Lincoln è spesso celebrato come il grande emancipatore, il leader che, con la Proclamazione di Emancipazione del 1863, pose fine alla schiavitù negli Stati Uniti. Ma il mito, come sempre, è più semplice della realtà. L’abolizione non fu solo un atto di alta moralità: fu una mossa politica, necessaria per vincere la Guerra Civile e per indebolire economicamente il Sud. Lincoln stesso, nei primi anni della guerra, dichiarò che avrebbe accettato di preservare l’Unione anche senza toccare la schiavitù, se fosse stato necessario. Solo quando divenne chiaro che liberare gli schiavi avrebbe garantito un vantaggio strategico contro gli Stati Confederati, la scelta divenne inevitabile.

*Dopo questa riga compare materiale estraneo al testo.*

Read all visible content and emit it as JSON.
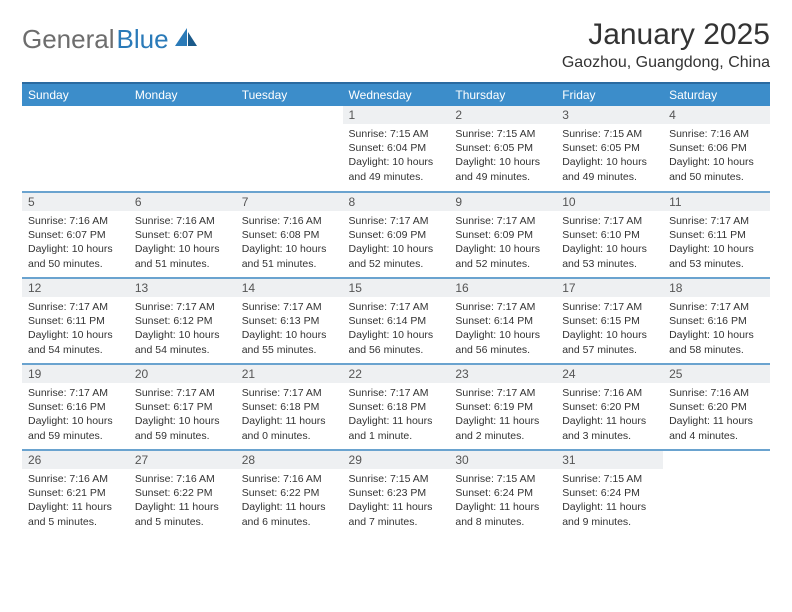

Oggi, Donald Trump si propone come il difensore dell’America “vera”, facendo leva su nostalgie nazionaliste e sul mito di un Paese bianco e cristiano minacciato da nemici interni ed esterni. Nei suoi comizi, ha persino osato paragonarsi a Lincoln, definendosi il presidente più perseguitato della storia americana. Eppure, la sua eredità è l’opposto di quella di Lincoln: non l’unità, ma la divisione, non la ricerca di una nazione più giusta, ma l’esaltazione delle fratture sociali.

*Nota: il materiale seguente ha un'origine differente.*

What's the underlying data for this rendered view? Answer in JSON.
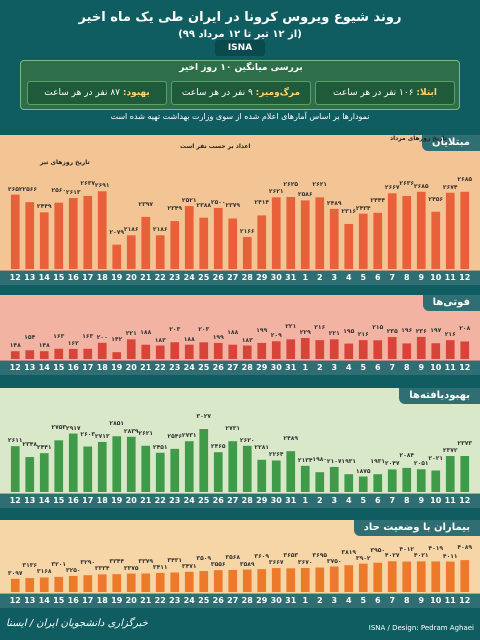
{
  "header": {
    "title": "روند شیوع ویروس کرونا در ایران طی یک ماه اخیر",
    "subtitle": "(از ۱۲ تیر تا ۱۲ مرداد ۹۹)",
    "brand": "ISNA"
  },
  "average": {
    "title": "بررسی میانگین ۱۰ روز اخیر",
    "infected": {
      "label": "ابتلا:",
      "value": "۱۰۶ نفر در هر ساعت"
    },
    "deaths": {
      "label": "مرگ‌ومیر:",
      "value": "۹ نفر در هر ساعت"
    },
    "recovered": {
      "label": "بهبود:",
      "value": "۸۷ نفر در هر ساعت"
    }
  },
  "note": "نمودارها بر اساس آمارهای اعلام شده از سوی وزارت بهداشت تهیه شده است",
  "days": [
    "12",
    "13",
    "14",
    "15",
    "16",
    "17",
    "18",
    "19",
    "20",
    "21",
    "22",
    "23",
    "24",
    "25",
    "26",
    "27",
    "28",
    "29",
    "30",
    "31",
    "1",
    "2",
    "3",
    "4",
    "5",
    "6",
    "7",
    "8",
    "9",
    "10",
    "11",
    "12"
  ],
  "annotations": {
    "tir_dates": "تاریخ روزهای تیر",
    "mordad_dates": "تاریخ روزهای مرداد",
    "per_person": "اعداد بر حسب نفر است"
  },
  "colors": {
    "panel1_bg": "#f3c594",
    "panel1_bar": "#e8613a",
    "panel2_bg": "#f2b3a2",
    "panel2_bar": "#d8443a",
    "panel3_bg": "#d9e8c9",
    "panel3_bar": "#3f9a4a",
    "panel4_bg": "#f6d6a6",
    "panel4_bar": "#ec7a2a"
  },
  "chart_data": [
    {
      "type": "bar",
      "title": "مبتلایان",
      "categories": [
        "12",
        "13",
        "14",
        "15",
        "16",
        "17",
        "18",
        "19",
        "20",
        "21",
        "22",
        "23",
        "24",
        "25",
        "26",
        "27",
        "28",
        "29",
        "30",
        "31",
        "1",
        "2",
        "3",
        "4",
        "5",
        "6",
        "7",
        "8",
        "9",
        "10",
        "11",
        "12"
      ],
      "values": [
        2652,
        2566,
        2449,
        2560,
        2613,
        2637,
        2691,
        2079,
        2186,
        2397,
        2186,
        2349,
        2521,
        2388,
        2500,
        2379,
        2166,
        2414,
        2621,
        2625,
        2586,
        2621,
        2489,
        2316,
        2434,
        2444,
        2667,
        2636,
        2685,
        2456,
        2674,
        2685
      ],
      "labels": [
        "۲۶۵۲",
        "۲۵۶۶",
        "۲۴۴۹",
        "۲۵۶۰",
        "۲۶۱۳",
        "۲۶۳۷",
        "۲۶۹۱",
        "۲۰۷۹",
        "۲۱۸۶",
        "۲۳۹۷",
        "۲۱۸۶",
        "۲۳۴۹",
        "۲۵۲۱",
        "۲۳۸۸",
        "۲۵۰۰",
        "۲۳۷۹",
        "۲۱۶۶",
        "۲۴۱۴",
        "۲۶۲۱",
        "۲۶۲۵",
        "۲۵۸۶",
        "۲۶۲۱",
        "۲۴۸۹",
        "۲۳۱۶",
        "۲۴۳۴",
        "۲۴۴۴",
        "۲۶۶۷",
        "۲۶۳۶",
        "۲۶۸۵",
        "۲۴۵۶",
        "۲۶۷۴",
        "۲۶۸۵"
      ],
      "ylim": [
        1800,
        2900
      ]
    },
    {
      "type": "bar",
      "title": "فوتی‌ها",
      "categories": [
        "12",
        "13",
        "14",
        "15",
        "16",
        "17",
        "18",
        "19",
        "20",
        "21",
        "22",
        "23",
        "24",
        "25",
        "26",
        "27",
        "28",
        "29",
        "30",
        "31",
        "1",
        "2",
        "3",
        "4",
        "5",
        "6",
        "7",
        "8",
        "9",
        "10",
        "11",
        "12"
      ],
      "values": [
        148,
        154,
        148,
        163,
        162,
        163,
        200,
        142,
        221,
        188,
        183,
        203,
        188,
        203,
        199,
        188,
        183,
        199,
        209,
        221,
        229,
        216,
        221,
        195,
        216,
        215,
        235,
        196,
        236,
        197,
        216,
        208
      ],
      "labels": [
        "۱۴۸",
        "۱۵۴",
        "۱۴۸",
        "۱۶۳",
        "۱۶۲",
        "۱۶۳",
        "۲۰۰",
        "۱۴۲",
        "۲۲۱",
        "۱۸۸",
        "۱۸۳",
        "۲۰۳",
        "۱۸۸",
        "۲۰۳",
        "۱۹۹",
        "۱۸۸",
        "۱۸۳",
        "۱۹۹",
        "۲۰۹",
        "۲۲۱",
        "۲۲۹",
        "۲۱۶",
        "۲۲۱",
        "۱۹۵",
        "۲۱۶",
        "۲۱۵",
        "۲۳۵",
        "۱۹۶",
        "۲۳۶",
        "۱۹۷",
        "۲۱۶",
        "۲۰۸"
      ],
      "ylim": [
        100,
        260
      ]
    },
    {
      "type": "bar",
      "title": "بهبودیافته‌ها",
      "categories": [
        "12",
        "13",
        "14",
        "15",
        "16",
        "17",
        "18",
        "19",
        "20",
        "21",
        "22",
        "23",
        "24",
        "25",
        "26",
        "27",
        "28",
        "29",
        "30",
        "31",
        "1",
        "2",
        "3",
        "4",
        "5",
        "6",
        "7",
        "8",
        "9",
        "10",
        "11",
        "12"
      ],
      "values": [
        2611,
        2348,
        2441,
        2753,
        2917,
        2603,
        2713,
        2851,
        2839,
        2621,
        2451,
        2546,
        2731,
        3027,
        2465,
        2731,
        2620,
        2281,
        2264,
        2489,
        2134,
        1980,
        2107,
        1931,
        1875,
        1931,
        2047,
        2084,
        2051,
        2021,
        2372,
        2373
      ],
      "labels": [
        "۲۶۱۱",
        "۲۳۴۸",
        "۲۴۴۱",
        "۲۷۵۳",
        "۲۹۱۷",
        "۲۶۰۳",
        "۲۷۱۳",
        "۲۸۵۱",
        "۲۸۳۹",
        "۲۶۲۱",
        "۲۴۵۱",
        "۲۵۴۶",
        "۲۷۳۱",
        "۳۰۲۷",
        "۲۴۶۵",
        "۲۷۳۱",
        "۲۶۲۰",
        "۲۲۸۱",
        "۲۲۶۴",
        "۲۴۸۹",
        "۲۱۳۴",
        "۱۹۸۰",
        "۲۱۰۷",
        "۱۹۳۱",
        "۱۸۷۵",
        "۱۹۳۱",
        "۲۰۴۷",
        "۲۰۸۴",
        "۲۰۵۱",
        "۲۰۲۱",
        "۲۳۷۲",
        "۲۳۷۳"
      ],
      "ylim": [
        1500,
        3100
      ]
    },
    {
      "type": "bar",
      "title": "بیماران با وضعیت حاد",
      "categories": [
        "12",
        "13",
        "14",
        "15",
        "16",
        "17",
        "18",
        "19",
        "20",
        "21",
        "22",
        "23",
        "24",
        "25",
        "26",
        "27",
        "28",
        "29",
        "30",
        "31",
        "1",
        "2",
        "3",
        "4",
        "5",
        "6",
        "7",
        "8",
        "9",
        "10",
        "11",
        "12"
      ],
      "values": [
        3097,
        3136,
        3168,
        3201,
        3250,
        3290,
        3334,
        3344,
        3375,
        3379,
        3411,
        3431,
        3471,
        3509,
        3556,
        3568,
        3589,
        3609,
        3667,
        3653,
        3670,
        3695,
        3750,
        3819,
        3902,
        3950,
        4027,
        4012,
        4021,
        4019,
        4011,
        4089
      ],
      "labels": [
        "۳۰۹۷",
        "۳۱۳۶",
        "۳۱۶۸",
        "۳۲۰۱",
        "۳۲۵۰",
        "۳۲۹۰",
        "۳۳۳۴",
        "۳۳۴۴",
        "۳۳۷۵",
        "۳۳۷۹",
        "۳۴۱۱",
        "۳۴۳۱",
        "۳۴۷۱",
        "۳۵۰۹",
        "۳۵۵۶",
        "۳۵۶۸",
        "۳۵۸۹",
        "۳۶۰۹",
        "۳۶۶۷",
        "۳۶۵۳",
        "۳۶۷۰",
        "۳۶۹۵",
        "۳۷۵۰",
        "۳۸۱۹",
        "۳۹۰۲",
        "۳۹۵۰",
        "۴۰۲۷",
        "۴۰۱۲",
        "۴۰۲۱",
        "۴۰۱۹",
        "۴۰۱۱",
        "۴۰۸۹"
      ],
      "ylim": [
        2400,
        4200
      ]
    }
  ],
  "footer": {
    "credit": "ISNA / Design: Pedram Aghaei",
    "agency": "خبرگزاری دانشجویان ایران / ایسنا"
  }
}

Il vero lascito di Lincoln non è solo l’abolizione della schiavitù, ma il principio che lo guidava: l’America non può sopravvivere spezzata. Oggi, a duecentoquindici anni dalla sua nascita, gli Stati Uniti sembrano aver dimenticato quella lezione. E la domanda che rimane è se il futuro sarà scritto dai costruttori di unità o dai fautori della discordia.